Syukuran adat ini digelar sebagai wujud syukur atas terkabulnya keinginan besar mereka – terhadangnya rencana pembangunan pabrik semen di kawasan karst Tambakromo dan Kayen, dua kecamatan di Pati Selatan. Dua pekan sebelumnya, majelis hakim Pengadilan Tata Usaha Negara (PTUN) Semarang memenangkan gugatan perdata atas izin lingkungan pembangunan pabrik semen PT Sahabat Mulia Sakti, anak usaha Indocement.
Sang ibu sebelumnya bergabung dengan saudara Sikep Pati dan Blora, serta petani Rembang dan Grobogan. Mengenakan kebaya hitam, kain jarik, memakai sanggul cepol dan kerudung, mereka berjalan kaki sejauh 122 kilometer dalam misi ‘Mengundang Keadilan’ dari Pati menuju Semarang untuk mendengarkan langsung putusan hakim.
Seperti halnya laki-laki, perempuan Sikep juga tidak pernah mengenyam pendidikan di sekolah karena ajaran Samin melarang anak bersekolah. Namun jika menyangkut persoalan lingkungan hidup, mereka adalah orang-orang yang cerdas dan kritis, jauh dari kesan umum bahwa mereka polos dan polos.

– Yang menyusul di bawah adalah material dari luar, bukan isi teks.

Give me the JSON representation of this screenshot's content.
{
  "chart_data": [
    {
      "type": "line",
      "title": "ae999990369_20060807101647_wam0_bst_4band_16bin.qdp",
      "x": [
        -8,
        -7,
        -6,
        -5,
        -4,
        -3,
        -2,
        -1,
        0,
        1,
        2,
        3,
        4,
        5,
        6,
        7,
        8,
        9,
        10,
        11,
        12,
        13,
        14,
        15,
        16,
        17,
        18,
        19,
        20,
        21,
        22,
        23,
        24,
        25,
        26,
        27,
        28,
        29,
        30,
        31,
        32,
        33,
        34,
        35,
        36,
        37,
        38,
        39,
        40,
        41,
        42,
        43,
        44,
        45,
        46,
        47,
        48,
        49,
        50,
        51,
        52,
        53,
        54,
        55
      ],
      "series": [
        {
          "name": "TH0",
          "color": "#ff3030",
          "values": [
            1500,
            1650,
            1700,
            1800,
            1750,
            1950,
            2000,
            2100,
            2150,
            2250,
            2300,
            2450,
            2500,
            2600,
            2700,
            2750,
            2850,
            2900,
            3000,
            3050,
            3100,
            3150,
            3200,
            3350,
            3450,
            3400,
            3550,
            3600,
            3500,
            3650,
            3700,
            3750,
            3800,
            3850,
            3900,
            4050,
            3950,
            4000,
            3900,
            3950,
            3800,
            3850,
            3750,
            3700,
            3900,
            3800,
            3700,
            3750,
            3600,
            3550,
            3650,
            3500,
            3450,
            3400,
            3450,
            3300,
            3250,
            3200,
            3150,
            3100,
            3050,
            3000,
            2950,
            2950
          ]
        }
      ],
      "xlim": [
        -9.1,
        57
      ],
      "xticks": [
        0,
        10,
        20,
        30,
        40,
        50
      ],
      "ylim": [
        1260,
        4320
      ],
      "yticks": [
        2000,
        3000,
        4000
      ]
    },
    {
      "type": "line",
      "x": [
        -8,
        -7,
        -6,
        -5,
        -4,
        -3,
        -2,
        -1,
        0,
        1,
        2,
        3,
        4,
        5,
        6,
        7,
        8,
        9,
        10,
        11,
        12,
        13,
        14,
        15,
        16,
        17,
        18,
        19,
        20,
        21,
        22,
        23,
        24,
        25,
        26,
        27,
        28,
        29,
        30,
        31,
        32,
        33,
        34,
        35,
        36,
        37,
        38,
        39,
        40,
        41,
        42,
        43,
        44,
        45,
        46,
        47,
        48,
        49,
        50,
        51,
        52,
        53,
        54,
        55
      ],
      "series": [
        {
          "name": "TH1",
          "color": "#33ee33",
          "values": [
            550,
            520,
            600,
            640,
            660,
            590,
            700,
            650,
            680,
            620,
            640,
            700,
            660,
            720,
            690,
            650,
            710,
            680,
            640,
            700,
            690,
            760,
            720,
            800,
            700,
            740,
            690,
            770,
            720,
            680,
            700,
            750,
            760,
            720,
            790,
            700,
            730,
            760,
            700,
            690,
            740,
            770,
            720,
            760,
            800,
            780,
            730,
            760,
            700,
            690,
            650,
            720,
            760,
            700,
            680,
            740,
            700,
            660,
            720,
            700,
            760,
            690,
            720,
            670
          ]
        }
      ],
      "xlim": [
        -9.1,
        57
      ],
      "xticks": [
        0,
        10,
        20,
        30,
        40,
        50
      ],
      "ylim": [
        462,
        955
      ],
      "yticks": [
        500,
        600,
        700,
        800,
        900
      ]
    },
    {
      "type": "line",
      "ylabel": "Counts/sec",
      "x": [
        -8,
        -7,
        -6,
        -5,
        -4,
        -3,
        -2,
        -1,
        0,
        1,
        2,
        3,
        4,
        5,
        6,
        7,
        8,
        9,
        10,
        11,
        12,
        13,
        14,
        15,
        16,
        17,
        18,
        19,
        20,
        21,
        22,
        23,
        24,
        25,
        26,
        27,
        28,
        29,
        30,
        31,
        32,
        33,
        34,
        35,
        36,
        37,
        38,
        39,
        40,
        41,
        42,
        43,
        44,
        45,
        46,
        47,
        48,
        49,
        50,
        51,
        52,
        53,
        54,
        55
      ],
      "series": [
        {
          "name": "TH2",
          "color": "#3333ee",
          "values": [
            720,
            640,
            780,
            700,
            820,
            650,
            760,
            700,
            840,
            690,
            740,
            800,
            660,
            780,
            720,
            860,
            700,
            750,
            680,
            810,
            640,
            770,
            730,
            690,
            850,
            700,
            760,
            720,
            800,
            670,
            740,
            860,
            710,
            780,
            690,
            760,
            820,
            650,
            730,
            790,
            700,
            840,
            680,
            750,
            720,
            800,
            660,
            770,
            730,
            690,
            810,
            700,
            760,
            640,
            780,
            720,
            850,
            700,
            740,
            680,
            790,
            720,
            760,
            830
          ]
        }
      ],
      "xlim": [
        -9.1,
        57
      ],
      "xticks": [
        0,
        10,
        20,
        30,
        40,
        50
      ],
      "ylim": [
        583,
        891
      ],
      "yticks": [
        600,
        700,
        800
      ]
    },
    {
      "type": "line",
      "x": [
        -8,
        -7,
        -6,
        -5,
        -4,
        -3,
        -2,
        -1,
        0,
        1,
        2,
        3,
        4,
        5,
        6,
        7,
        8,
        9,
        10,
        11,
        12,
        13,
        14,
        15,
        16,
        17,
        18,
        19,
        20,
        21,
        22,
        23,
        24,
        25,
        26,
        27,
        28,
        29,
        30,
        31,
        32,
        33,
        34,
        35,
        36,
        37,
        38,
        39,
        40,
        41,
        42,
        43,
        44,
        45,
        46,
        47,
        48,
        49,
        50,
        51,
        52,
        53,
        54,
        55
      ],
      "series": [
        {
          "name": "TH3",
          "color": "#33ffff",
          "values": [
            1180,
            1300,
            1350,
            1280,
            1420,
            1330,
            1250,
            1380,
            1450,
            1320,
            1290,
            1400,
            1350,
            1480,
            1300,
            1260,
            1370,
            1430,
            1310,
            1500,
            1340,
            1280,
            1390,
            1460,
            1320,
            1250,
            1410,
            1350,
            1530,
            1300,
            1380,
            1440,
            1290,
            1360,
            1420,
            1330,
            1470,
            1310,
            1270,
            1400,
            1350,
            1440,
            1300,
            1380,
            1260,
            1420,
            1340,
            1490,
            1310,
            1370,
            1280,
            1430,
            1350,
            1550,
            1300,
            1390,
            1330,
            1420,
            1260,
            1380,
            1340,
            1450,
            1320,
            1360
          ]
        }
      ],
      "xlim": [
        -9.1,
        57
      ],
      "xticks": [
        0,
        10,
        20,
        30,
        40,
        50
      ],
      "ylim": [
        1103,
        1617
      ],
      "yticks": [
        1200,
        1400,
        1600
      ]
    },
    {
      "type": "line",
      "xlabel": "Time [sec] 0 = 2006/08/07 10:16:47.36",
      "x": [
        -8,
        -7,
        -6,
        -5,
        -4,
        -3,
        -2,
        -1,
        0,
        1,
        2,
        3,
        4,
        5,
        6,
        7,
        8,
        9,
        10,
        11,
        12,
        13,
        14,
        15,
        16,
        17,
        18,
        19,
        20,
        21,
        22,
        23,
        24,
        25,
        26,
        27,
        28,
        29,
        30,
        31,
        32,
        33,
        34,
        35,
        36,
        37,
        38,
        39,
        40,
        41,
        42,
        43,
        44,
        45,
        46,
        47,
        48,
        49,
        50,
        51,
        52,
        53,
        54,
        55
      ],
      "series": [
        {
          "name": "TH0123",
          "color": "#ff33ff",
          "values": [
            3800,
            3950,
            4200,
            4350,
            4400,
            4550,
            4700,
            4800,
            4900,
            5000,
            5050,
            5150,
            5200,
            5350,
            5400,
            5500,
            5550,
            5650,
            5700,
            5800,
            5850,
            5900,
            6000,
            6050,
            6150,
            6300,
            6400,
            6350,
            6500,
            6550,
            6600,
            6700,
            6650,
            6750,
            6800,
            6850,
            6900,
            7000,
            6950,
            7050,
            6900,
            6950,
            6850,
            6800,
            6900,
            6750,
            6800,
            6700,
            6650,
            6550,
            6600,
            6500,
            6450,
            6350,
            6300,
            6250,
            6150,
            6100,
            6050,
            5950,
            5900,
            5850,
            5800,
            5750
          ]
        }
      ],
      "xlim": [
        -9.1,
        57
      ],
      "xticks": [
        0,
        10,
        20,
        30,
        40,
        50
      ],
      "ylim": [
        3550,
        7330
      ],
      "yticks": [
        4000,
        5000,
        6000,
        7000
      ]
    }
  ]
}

Dua kali mereka terlibat dalam upaya ‘mengusir’ dua pabrik semen yang akan mengeruk bangkai mobil di Pati: Semen Gresik (2009) dan Indocement (2015). Dua perusahaan semen raksasa di Indonesia itu kalah dalam ‘perlombaan bukti’ di pengadilan.
Perempuan sikep dalam komunitas adat
Sukolilo merupakan tempat tinggal terbesar masyarakat adat Sikep, atau sekitar 250 kepala keluarga (lebih dari 900 jiwa). Sisanya tersebar di Blora – daerah asal Samin – dan Kudus.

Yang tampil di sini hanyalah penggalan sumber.